I remember a friend who’d grown up in Samoa saying how barren Aotearoa New Zealand’s countryside looked to him compared with the tropical forests he knew. I understood his comment once I’d seen Samoa’s lush jungle for myself. But at the time his comment jarred with my perception, and I think I was slightly offended on New Zealand’s behalf – which is why I remember that off-hand remark 40 years later.

For two summers when we were kids we camped at a river-side Department of Conservation site in the bush near Thames, on the Coromandel Peninsula. The second time the all-important peace and quiet was shattered by a big family group with a loud diesel generator and copious supplies of alcohol, so we packed up and relocated to a more remote campsite further up the Peninsula which had been recommended to us. The camping ground was on the Goudie family farm near Colville. Because our corgi Karla was with us, we couldn’t set up at one of the main beachfront sites but were relegated to ‘the dog paddock’ up on the hill. We loved it and returned several years running.
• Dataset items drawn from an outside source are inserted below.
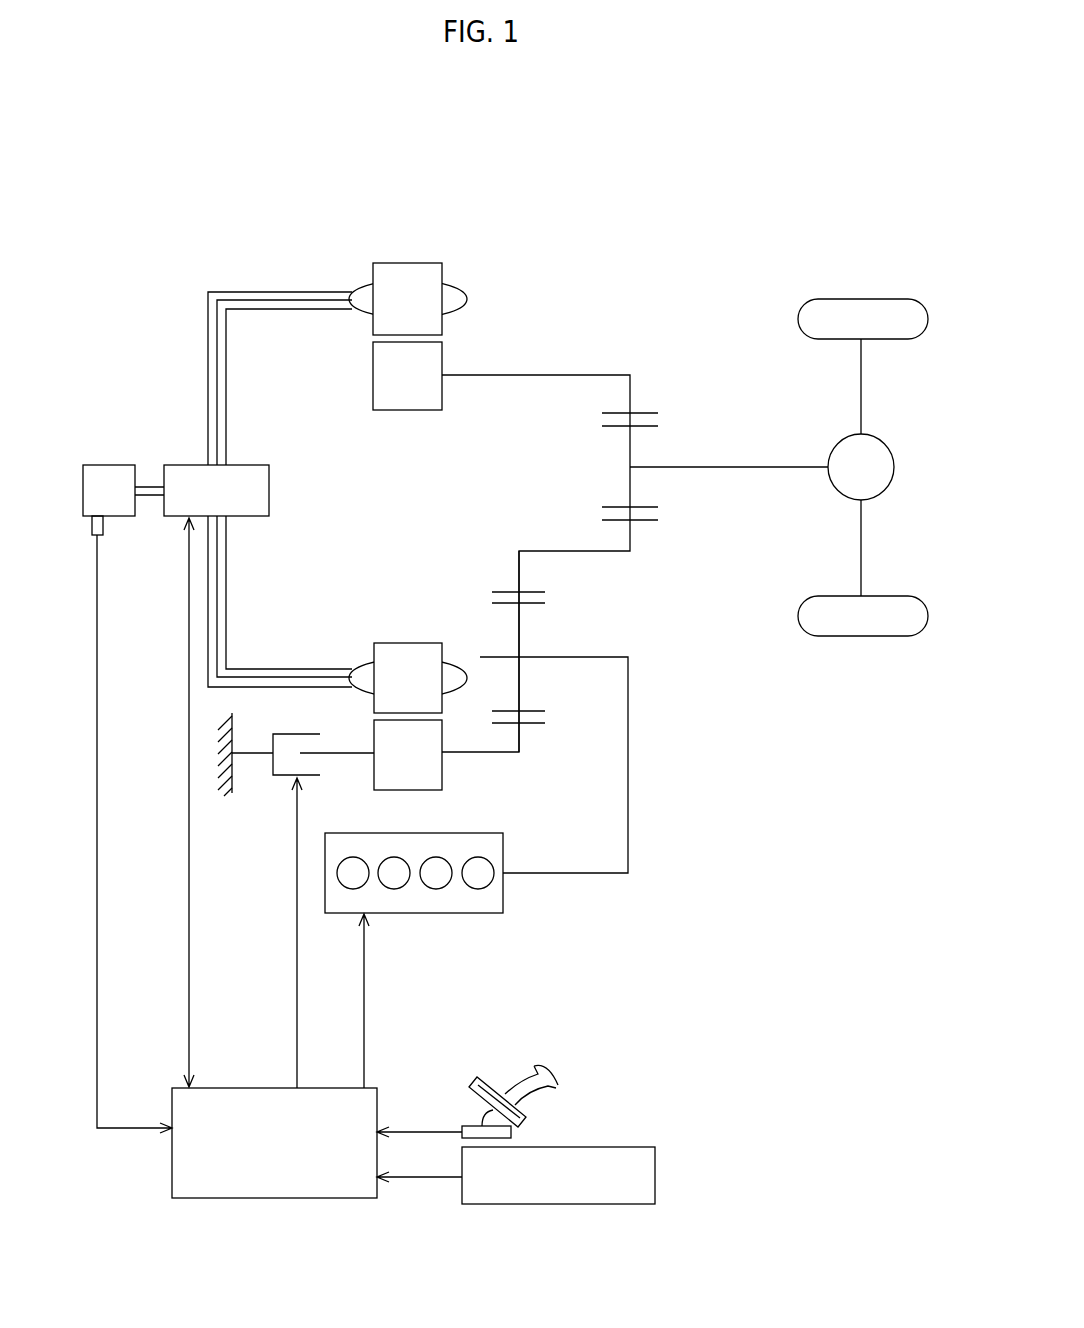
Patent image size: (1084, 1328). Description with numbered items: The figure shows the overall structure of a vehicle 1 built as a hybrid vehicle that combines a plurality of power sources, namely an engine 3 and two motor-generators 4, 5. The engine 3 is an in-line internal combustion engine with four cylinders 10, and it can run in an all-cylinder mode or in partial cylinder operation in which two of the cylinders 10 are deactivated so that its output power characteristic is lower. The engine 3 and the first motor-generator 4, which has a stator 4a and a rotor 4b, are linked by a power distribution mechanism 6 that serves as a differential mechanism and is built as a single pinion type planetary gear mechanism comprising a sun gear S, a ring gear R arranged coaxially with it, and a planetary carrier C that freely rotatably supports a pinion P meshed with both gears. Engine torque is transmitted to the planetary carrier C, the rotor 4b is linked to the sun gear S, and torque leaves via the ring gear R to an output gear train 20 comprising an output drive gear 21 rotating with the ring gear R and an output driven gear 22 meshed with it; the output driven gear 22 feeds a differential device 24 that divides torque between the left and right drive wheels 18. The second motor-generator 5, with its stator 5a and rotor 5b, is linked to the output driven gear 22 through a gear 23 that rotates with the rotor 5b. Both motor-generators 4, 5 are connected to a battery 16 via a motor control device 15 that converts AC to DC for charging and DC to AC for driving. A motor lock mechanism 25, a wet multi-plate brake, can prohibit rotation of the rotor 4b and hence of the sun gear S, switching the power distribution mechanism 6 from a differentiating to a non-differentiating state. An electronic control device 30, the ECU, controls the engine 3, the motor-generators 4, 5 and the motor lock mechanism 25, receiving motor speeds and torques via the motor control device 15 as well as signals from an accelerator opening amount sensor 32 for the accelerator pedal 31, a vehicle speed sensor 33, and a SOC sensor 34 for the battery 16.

The vehicle 1 is at (551, 155).
The engine 3 is at (484, 924).
The first motor-generator 4 is at (363, 637).
The stator 4a is at (415, 652).
The rotor 4b is at (440, 780).
The second motor-generator 5 is at (362, 246).
The stator 5a is at (412, 272).
The rotor 5b is at (385, 385).
The power distribution mechanism 6 is at (452, 568).
The cylinder 10 is at (436, 878).
The motor control device 15 is at (183, 465).
The battery 16 is at (108, 465).
The drive wheel 18 is at (846, 299).
The output gear train 20 is at (531, 478).
The output drive gear 21 is at (602, 520).
The output driven gear 22 is at (602, 507).
The gear 23 is at (648, 413).
The differential device 24 is at (834, 445).
The motor lock mechanism 25 is at (251, 776).
The electronic control device 30 is at (240, 1088).
The accelerator pedal 31 is at (470, 1080).
The accelerator opening amount sensor 32 is at (511, 1135).
The vehicle speed sensor 33 is at (655, 1177).
The SOC sensor 34 is at (103, 530).
The ring gear R is at (542, 590).
The pinion P is at (519, 632).
The planetary carrier C is at (628, 692).
The sun gear S is at (540, 723).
Mum and Dad slept in our fold-out ‘Campomatic’ camping trailer, while Sue and I had the orange cotton pup tent. I loved waking up in that tent, with the morning sun making the orange fabric glow. Mum and Dad had bought the tent when they were first married and had camped in it many times in England, Wales, Norway, France and Germany before we emigrated to Aotearoa New Zealand.

At Goudies’ farm, we bought bait catchers and fishing reels and sat on the wharf for hours; Dad made flounder spears, and we went wading in the estuary at low tide, moving slowly and splashing as little as possible to sneak up on them. Flounders are flat fish which camouflage themselves with sand so they can be difficult to spot: a few times I accidentally stood on one, squawked loudly and jumped, letting the flounder get away. I was squeamish about catching and killing fish, but I did like cooking them over the campfire and eating them. We also ate tuatua we’d dug up at the beach when the tide was out: I wasn’t so keen on those because often they had sand (grit in your teeth, yuck) or small crabs tucked away in their shells. I got food poisoning from tuatua once and vomited in the middle of the night out the door of the little orange pup tent.

At the farm, there were Jersey cows, and we would buy unpasteurised milk from the farmer. Sue and I loved visiting the cows, who were friendly and loved a good head-scratch. There were pigs, too: I don’t remember seeing them, but I do remember hearing them scream and having fresh bacon later that week. We didn’t talk about it.